Market practitioners have always argued that these thresholds are too low and, as a result, that the expenses incurred by providers in their bids for transactions of this size are too high in comparison with expected revenues. The European Parliament has picked up these concerns and stated that the administrative costs incurred by tendering local authorities are indeed disproportionately high, particularly in the case of projects that fall just above the current thresholds. A further increase of thresholds is expected to be approved.

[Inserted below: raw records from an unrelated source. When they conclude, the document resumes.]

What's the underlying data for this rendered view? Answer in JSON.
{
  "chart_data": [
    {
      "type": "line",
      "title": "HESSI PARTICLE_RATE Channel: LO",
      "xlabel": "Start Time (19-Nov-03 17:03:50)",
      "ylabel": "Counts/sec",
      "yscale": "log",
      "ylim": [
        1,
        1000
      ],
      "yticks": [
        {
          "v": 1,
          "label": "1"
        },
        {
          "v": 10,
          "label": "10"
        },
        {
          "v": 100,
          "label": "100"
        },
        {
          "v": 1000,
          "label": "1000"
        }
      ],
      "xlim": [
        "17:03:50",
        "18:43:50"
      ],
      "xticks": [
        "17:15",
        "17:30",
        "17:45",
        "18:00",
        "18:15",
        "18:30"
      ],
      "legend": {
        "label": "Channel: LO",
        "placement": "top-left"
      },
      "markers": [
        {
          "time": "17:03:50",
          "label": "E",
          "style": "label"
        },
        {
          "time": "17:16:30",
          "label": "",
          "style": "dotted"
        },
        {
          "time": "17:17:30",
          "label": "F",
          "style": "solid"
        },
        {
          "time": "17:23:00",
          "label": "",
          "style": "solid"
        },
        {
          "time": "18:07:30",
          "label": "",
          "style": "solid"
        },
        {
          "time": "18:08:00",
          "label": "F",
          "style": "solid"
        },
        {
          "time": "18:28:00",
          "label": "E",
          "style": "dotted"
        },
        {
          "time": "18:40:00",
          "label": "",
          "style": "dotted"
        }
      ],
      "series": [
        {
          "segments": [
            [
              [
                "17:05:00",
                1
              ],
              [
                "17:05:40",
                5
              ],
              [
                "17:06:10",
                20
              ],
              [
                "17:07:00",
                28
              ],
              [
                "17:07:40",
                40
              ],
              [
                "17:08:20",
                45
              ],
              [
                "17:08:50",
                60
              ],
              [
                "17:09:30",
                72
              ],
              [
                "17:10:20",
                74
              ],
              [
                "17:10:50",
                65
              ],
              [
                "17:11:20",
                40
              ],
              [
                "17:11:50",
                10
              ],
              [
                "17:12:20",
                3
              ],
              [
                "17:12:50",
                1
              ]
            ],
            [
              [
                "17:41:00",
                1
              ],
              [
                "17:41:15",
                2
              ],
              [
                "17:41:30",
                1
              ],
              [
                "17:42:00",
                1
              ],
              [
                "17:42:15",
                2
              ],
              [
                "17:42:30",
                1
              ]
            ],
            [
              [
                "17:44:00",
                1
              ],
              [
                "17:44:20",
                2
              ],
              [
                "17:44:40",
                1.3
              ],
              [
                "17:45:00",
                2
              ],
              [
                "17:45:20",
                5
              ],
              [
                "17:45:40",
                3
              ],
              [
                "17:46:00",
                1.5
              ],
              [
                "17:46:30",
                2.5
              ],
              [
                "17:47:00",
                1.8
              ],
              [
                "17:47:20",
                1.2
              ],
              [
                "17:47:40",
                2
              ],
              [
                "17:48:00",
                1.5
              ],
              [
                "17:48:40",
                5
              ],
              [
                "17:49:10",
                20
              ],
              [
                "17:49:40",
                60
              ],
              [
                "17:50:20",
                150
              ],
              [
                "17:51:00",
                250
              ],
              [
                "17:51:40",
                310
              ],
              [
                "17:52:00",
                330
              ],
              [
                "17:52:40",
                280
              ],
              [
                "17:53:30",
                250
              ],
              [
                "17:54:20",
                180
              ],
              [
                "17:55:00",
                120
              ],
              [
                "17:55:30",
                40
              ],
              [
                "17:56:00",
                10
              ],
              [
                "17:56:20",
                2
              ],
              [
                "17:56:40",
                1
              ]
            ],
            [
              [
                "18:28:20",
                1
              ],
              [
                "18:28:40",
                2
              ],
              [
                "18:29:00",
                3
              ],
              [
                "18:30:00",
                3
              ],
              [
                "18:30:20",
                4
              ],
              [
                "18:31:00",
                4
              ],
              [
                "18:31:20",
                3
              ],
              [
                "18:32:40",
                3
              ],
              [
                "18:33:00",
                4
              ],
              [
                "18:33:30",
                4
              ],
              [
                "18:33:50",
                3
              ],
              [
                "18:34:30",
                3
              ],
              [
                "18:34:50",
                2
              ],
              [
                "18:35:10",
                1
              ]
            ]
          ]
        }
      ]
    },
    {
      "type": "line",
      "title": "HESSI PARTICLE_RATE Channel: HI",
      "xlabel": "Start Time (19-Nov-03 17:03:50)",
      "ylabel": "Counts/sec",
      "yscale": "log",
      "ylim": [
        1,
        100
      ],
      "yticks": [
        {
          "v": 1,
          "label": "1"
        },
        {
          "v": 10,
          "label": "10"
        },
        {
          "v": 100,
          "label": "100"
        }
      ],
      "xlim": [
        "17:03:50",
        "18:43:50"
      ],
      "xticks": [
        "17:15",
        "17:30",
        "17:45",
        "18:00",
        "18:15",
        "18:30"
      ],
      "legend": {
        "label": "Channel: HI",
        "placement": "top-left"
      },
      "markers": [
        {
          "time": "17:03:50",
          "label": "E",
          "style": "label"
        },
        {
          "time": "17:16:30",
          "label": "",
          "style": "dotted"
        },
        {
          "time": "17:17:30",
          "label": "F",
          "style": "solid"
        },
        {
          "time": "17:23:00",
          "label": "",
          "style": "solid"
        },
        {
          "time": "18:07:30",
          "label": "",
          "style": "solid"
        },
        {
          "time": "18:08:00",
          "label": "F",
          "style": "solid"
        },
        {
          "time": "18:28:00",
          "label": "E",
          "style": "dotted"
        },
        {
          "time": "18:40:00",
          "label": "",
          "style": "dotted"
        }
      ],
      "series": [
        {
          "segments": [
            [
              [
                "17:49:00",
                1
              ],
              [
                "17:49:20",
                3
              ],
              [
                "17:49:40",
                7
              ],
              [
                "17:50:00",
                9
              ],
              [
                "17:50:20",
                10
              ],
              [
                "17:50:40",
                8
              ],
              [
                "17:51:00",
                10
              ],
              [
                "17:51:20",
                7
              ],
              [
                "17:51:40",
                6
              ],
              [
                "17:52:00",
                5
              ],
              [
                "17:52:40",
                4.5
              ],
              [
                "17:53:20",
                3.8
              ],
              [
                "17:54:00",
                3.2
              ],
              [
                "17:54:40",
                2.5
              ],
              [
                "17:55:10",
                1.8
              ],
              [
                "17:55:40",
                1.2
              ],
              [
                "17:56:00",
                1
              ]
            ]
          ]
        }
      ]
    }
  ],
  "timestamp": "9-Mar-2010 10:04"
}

In addition, the methodology used for the calculation of the threshold amounts is not really suitable to determine the contract value of financial services. To determine the value of a service contract, the Directive prescribes that the total remuneration to be paid to the financial service provider should be included in the calculations. As a result, all fees, commissions and interest, as well as any other type of remuneration paid to the financial service providers, must be included to estimate the contract value. However, these estimations are not always easily determined, especially considering that some factors may be fluctuating during the term of the service. While the same floating rate loan may fall below the thresholds in the case of decreasing interest rates, and thus being excluded, it may become subject to public procurement requirements following an increase in interest rates. Similar issues arise in cases of fixed interest rate loans that provide for the periodical review of the fixed rate. Notwithstanding the difficulties which may arise in this context, the Proposal does not envisage a review of the calculation methods.

As long as the European regulator does not provide the member states with a more descriptive definition of the financial services that are to be included in and excluded from the Directive and public procurement requirements, financial service providers will remain largely subject to the views of the member states and their interpretation of the Directive. Consequently certain financial services which are subject to public procurement rules in one member state, remain exempt in others. In addition, several of the procurement rules are not really suitable for financial services and additional reviews would be well received. Nevertheless, while some progress is being made on elaborating and clarifying the definitions used in the Directive, no efforts are being made to refine the provisions to take into account the special nature of financial services.